À ce jour, déjà plus d’une vingtaine de livres ont été édités dans la collection, « Résistance Liberté-Mémoire » aux Éditions Le Felin Kiron et à l’initiative de l’Association Liberté-Mémoire, composée de personnalités marquantes de la Résistance française. Ils permettent à un large public d’accéder à des ouvrages aujourd’hui épuisés ou de découvrir des témoignages encore inédits, porteurs des valeurs de la Résistance. Les auteurs, acteurs-témoins de la guerre, résistants sous l’occupation, décrivent, à travers leur propre trajectoire, la multiplicité des engagements individuels dans la Résistance et présentent le fonctionnement quotidien des réseaux et des mouvements. Si la très large majorité de ces livres concernent la France, deux d’entre eux en dépassent les frontières, montrant, s’il était besoin, la dimension européenne de cette histoire. Situer Revivre après, L’impossible oubli de la déportation dans le cadre de la collection qui abrite cet ouvrage, c’est inciter le lecteur à découvrir les autres titres. Dédiés à leurs frères d’armes, à la mémoire de leurs camarades disparus en déportation, parfois destinés à leurs proches, ces témoignages ont également été écrits « pour l’Histoire », selon les termes de certains de leurs auteurs. Reste à l’historien d’en faire un bon usage…

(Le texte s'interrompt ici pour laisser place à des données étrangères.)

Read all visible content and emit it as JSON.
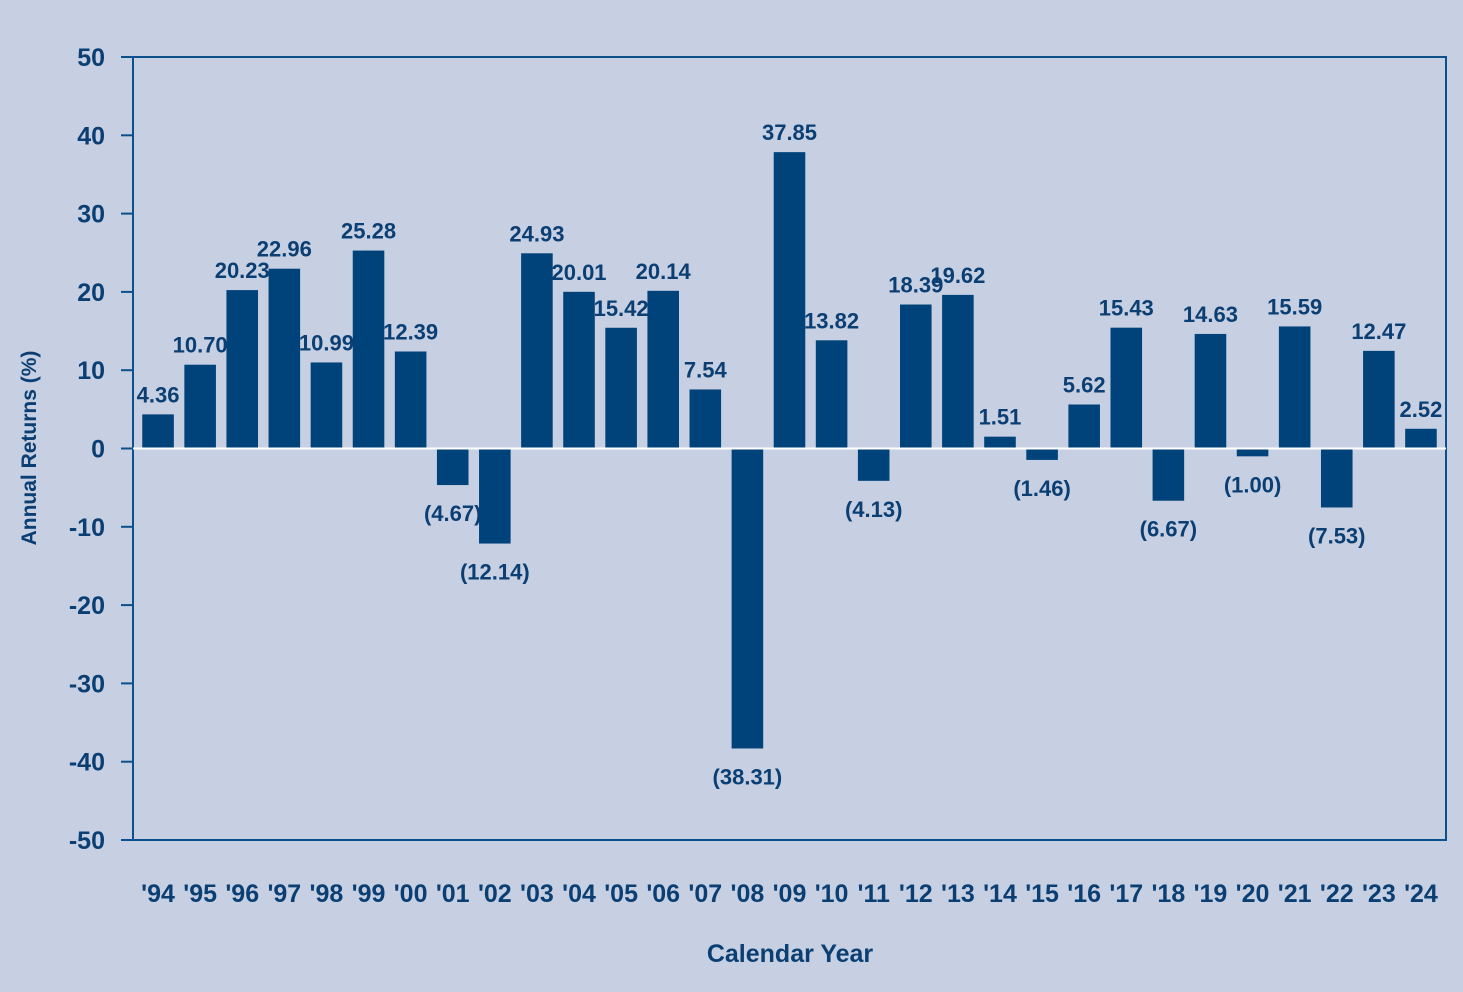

Revivre après s’inscrit également dans une autre filiation, celle des deux précédents ouvrages écrits par le même auteur André Bessière, né en 1926 à Paris, entré dans la Résistance à 15 ans au sein du Front national, déporté à 17. Avec près de 1 700 autres internés du camp de Royallieu à Compiègne, il fit partie du convoi du 27 avril 1944, arrivé trois jours plus tard au camp d’Auschwitz-Birkenau. C’est ce départ de France qui sert de point de départ à son écriture près de quarante ans après. Ce sont les membres de ce convoi dont il retrace l’engagement résistant dans L’Engrenage, puis la déportation au sein D’un enfer à l’autre, qui forment la trame de cette biographie collective. Troisième volet de la trilogie, Revivre après, L’impossible oubli de la déportation, présente au lecteur les camps, enfin libérés, où les déportés continuent à mourir, puis le long périple que constitue le retour en France, leur convalescence nécessaire et leur difficile réinsertion dans la société, la fraternité durable qui les lie entre eux et le combat incessant livré pour la mémoire de leurs camarades disparus. De ce convoi estimé à 1 670 hommes, 833 retrouveront leur foyer et moins de 600 y survivront durablement.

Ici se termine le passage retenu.